W.S. Merwin and "Losing a Language" Flashcards
W.S. Merwin: Biography and Literary Career
Personal Background:
William Stanley (W.S.) Merwin was born in New York City in 1927.
In the late 1970s, Merwin relocated to Hawaii to pursue the study of Zen Buddhism.
He currently resides on the island of Maui, living on a property that was once a pineapple plantation.
Literary Output and Recognition:
Merwin is a prolific writer with a career spanning over thirty volumes of poetry, prose, and translation.
His debut collection, A Mask for Janus, was published in 1952 and was selected for the prestigious Yale Younger Poets Prize.
He was awarded the Pulitzer Prize for Poetry on two separate occasions:
In 1971 for his collection The Carrier of Ladders.
In 2009 for his collection The Shadow of Sirius.
Merwin attained the highest literary honor in the United States by serving as the U.S. Poet Laureate from 2010 to 2011.
Recurring Themes:
Merwin's body of work addresses a diverse array of subjects.
He has written extensively on the Vietnam conflict.
A significant portion of his writing is dedicated to environmental destruction and ecological concerns.
Context of "Losing a Language"
Publication History:
The poem "Losing a Language" was first published in Merwin’s 1988 collection titled The Rain in the Trees.
Core Concept:
The poem explores the tragic, silent, and often unnoticed extinction of native languages and the subsequent loss of the specific cultural realities and psychological nuances those languages once held.
The Erosion of Language and Meaning
The Breath of Language:
Merwin describes the death of a language as a physiological event: "A breath leaves the sentences and does not come back."
This suggests language is a living entity that requires the "breath" of speakers to survive.
The Plight of the Elders:
The "old" generation still retains memories of things they could say—specific concepts or expressions unique to their tongue.
However, they are paralyzed by the realization that "such things are no longer believed," indicating a shift in the cultural value system where ancestral knowledge is dismissed as obsolete.
The Loss of Specificity:
The younger generation is described as having "fewer words."
This linguistic poverty stems from the fact that "many of the things the words were about no longer exist."
Merwin provides two specific, poignant examples of lost linguistic concepts:
The noun used for "standing in mist by a haunted tree."
The specific verb for "I."
Generational Disconnect and External Persuasion
The Break in Transmission:
Cultural continuity is halted because children refuse to repeat the phrases spoken by their parents.
The natural cycle of linguistic inheritance is broken.
The Influence of Globalization/Modernity:
Children are described as being "persuaded" that it is "better to say everything differently."

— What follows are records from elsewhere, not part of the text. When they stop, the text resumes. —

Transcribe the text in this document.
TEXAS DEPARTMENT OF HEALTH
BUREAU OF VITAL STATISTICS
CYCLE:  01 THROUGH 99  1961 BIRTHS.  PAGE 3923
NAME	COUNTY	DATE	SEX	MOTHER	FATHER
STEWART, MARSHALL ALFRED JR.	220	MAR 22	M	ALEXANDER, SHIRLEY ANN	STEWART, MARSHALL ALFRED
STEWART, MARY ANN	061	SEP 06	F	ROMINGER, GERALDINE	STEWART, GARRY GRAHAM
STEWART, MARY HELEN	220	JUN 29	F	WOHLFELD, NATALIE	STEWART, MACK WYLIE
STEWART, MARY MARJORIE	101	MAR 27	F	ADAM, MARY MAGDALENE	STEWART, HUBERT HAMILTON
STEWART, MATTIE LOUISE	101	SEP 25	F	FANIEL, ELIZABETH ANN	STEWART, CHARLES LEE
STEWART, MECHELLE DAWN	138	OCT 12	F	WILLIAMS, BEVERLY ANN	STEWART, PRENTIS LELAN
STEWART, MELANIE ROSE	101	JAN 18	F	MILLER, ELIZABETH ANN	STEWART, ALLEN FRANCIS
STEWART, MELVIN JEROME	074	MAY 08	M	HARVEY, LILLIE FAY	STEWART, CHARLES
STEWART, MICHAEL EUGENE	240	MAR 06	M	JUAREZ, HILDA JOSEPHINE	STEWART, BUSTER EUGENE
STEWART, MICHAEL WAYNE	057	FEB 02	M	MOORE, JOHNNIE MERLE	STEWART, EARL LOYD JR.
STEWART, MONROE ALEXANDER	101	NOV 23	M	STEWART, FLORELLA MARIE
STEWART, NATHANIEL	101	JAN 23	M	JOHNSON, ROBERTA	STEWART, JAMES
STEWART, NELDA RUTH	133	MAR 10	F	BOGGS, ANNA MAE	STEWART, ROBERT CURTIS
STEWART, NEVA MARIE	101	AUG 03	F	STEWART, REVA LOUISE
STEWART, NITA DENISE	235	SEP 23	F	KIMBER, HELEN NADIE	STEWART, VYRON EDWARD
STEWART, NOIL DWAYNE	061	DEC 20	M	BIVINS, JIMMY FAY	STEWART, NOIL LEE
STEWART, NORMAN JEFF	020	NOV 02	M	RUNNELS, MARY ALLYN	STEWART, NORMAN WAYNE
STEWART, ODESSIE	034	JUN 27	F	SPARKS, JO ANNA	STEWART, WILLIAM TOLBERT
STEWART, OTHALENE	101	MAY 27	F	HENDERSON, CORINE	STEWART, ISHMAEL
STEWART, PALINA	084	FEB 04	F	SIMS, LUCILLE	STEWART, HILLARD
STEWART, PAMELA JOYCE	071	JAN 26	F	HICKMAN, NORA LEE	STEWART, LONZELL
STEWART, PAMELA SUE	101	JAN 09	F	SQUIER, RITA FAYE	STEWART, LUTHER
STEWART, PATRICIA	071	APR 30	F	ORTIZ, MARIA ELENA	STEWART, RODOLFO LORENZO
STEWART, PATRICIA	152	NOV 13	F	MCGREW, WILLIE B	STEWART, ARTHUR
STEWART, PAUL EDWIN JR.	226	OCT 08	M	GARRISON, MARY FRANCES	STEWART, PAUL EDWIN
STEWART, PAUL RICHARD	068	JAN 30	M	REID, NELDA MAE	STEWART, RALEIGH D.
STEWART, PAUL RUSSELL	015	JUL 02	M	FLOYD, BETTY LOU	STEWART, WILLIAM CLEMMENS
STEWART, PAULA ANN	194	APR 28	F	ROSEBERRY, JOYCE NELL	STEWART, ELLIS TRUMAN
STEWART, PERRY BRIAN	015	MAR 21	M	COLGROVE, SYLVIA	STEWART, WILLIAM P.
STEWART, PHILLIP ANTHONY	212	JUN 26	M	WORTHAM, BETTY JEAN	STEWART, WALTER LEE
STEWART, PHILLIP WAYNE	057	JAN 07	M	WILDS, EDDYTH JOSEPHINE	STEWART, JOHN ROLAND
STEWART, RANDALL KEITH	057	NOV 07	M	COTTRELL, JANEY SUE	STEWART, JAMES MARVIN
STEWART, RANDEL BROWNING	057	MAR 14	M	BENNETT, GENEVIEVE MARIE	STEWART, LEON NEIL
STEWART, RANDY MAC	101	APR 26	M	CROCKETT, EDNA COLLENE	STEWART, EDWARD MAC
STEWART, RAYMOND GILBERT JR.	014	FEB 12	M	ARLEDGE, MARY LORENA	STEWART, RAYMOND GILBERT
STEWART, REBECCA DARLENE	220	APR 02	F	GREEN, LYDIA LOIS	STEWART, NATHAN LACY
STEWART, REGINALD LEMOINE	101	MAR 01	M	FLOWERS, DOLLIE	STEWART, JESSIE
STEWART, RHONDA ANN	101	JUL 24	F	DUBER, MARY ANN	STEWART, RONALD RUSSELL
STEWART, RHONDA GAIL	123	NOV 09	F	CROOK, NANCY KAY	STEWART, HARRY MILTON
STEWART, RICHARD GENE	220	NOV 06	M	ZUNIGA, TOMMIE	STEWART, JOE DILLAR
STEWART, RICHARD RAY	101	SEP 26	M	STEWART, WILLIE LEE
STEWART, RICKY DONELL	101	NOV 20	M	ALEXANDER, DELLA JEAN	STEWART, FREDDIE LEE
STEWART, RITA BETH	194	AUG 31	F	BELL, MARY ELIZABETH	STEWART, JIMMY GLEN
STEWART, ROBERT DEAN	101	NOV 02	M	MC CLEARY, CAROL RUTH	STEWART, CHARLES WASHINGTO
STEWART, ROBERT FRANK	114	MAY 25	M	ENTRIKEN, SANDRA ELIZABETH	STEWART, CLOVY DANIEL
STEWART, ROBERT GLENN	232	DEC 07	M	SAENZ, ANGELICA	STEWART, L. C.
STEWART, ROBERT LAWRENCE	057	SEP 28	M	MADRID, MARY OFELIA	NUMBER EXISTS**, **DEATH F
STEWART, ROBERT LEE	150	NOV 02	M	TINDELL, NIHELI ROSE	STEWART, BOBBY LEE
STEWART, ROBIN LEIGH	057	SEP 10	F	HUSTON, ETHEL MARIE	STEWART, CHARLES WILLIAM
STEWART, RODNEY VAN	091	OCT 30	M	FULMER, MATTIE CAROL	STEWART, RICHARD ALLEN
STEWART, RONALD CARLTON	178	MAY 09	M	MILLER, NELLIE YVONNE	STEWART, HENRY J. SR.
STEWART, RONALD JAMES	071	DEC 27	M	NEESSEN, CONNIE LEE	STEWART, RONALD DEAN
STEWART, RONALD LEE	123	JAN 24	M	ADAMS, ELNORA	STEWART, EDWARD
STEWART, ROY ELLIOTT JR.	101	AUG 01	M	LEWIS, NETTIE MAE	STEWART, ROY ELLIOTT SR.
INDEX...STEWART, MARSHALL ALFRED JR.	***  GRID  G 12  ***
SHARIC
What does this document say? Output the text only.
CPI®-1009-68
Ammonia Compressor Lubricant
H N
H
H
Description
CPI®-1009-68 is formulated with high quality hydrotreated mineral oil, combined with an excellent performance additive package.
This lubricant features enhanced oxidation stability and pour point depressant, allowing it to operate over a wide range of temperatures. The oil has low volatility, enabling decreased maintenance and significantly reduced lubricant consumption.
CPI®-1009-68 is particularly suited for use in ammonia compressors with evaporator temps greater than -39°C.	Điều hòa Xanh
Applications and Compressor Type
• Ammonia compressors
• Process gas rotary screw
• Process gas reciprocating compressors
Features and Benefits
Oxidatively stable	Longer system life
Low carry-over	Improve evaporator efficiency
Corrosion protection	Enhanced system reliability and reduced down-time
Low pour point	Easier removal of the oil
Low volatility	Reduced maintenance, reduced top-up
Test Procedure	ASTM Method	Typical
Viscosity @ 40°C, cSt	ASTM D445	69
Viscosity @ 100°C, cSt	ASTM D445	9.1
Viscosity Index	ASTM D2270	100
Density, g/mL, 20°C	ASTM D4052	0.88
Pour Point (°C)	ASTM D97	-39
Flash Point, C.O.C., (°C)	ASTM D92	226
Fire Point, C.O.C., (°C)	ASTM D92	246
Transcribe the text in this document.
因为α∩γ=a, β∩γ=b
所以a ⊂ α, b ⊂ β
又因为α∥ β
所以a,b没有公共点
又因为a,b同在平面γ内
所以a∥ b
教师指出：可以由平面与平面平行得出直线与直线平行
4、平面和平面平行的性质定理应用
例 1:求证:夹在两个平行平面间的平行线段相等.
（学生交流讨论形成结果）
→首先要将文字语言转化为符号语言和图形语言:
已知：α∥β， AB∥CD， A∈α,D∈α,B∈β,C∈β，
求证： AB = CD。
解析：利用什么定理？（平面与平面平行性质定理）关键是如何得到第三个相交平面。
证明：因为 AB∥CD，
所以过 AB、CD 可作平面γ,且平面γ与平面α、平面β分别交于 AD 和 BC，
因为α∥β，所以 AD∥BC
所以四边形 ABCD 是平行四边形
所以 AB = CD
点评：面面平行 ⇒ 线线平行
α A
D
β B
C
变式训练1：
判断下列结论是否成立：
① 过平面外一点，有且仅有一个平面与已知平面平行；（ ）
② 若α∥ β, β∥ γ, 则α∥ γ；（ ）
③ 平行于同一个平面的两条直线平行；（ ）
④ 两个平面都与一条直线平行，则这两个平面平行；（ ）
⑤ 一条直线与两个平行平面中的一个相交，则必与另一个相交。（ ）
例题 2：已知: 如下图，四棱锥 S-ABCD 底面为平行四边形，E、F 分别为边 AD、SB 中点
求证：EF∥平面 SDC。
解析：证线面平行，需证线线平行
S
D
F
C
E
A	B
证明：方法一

The goal of this new way of speaking is social or economic mobility: to be "admired somewhere farther and farther away."
This creates a geographical and psychological distance between the speaker and their home, leading to a place "where nothing that is here is known."
Alienation and the "New Owners"
Social Isolation:
The result of this linguistic shift is a profound silence: "we have little to say to each other."
The shared reality between the old world and the new has evaporated.
The Perspective of the Colonizer/Successor:
The speakers (likely the indigenous or original inhabitants) are viewed as "wrong and dark in the eyes of the new owners."
The term "new owners" implies a colonial or capitalist takeover where the original inhabitants and their culture are judged harshly by those who have replaced them.
Technological Incomprehensibility:
The tools of the new culture, such as the "radio," are described as "incomprehensible," further emphasizing the divide between the traditional life and the modern, technologically mediated world.
Imagery of Ruin and the Unseen Change
Sensory Metaphors:
Merwin uses the phrase "the day is glass," suggesting a fragile, transparent, yet perhaps cold and sterile reality.
A "voice at the door" is now "foreign everywhere," reflecting a total loss of belonging even in one's own space.
The Replacement of Identity with Deception:
In the absence of a true, culturally grounded identity ("instead of a name"), there is only "a lie."
The Invisibility of Loss:
A critical point in the poem is that "nobody has seen it happening" and "nobody remembers."
The death of a language is not an explosive event but a slow fading that escapes the notice of the general population.
Linguistic Prophecy and Extinction:
The poem concludes by stating that this loss is precisely what the words "were made to prophesy."
The final images are of permanence and loss:
The "extinct feather," referencing the biological extinctions (like birds in Hawaii) that mirror linguistic ones.
The "rain we saw," grounding the poem in Merwin's Hawaiian environment and the ephemeral nature of memory.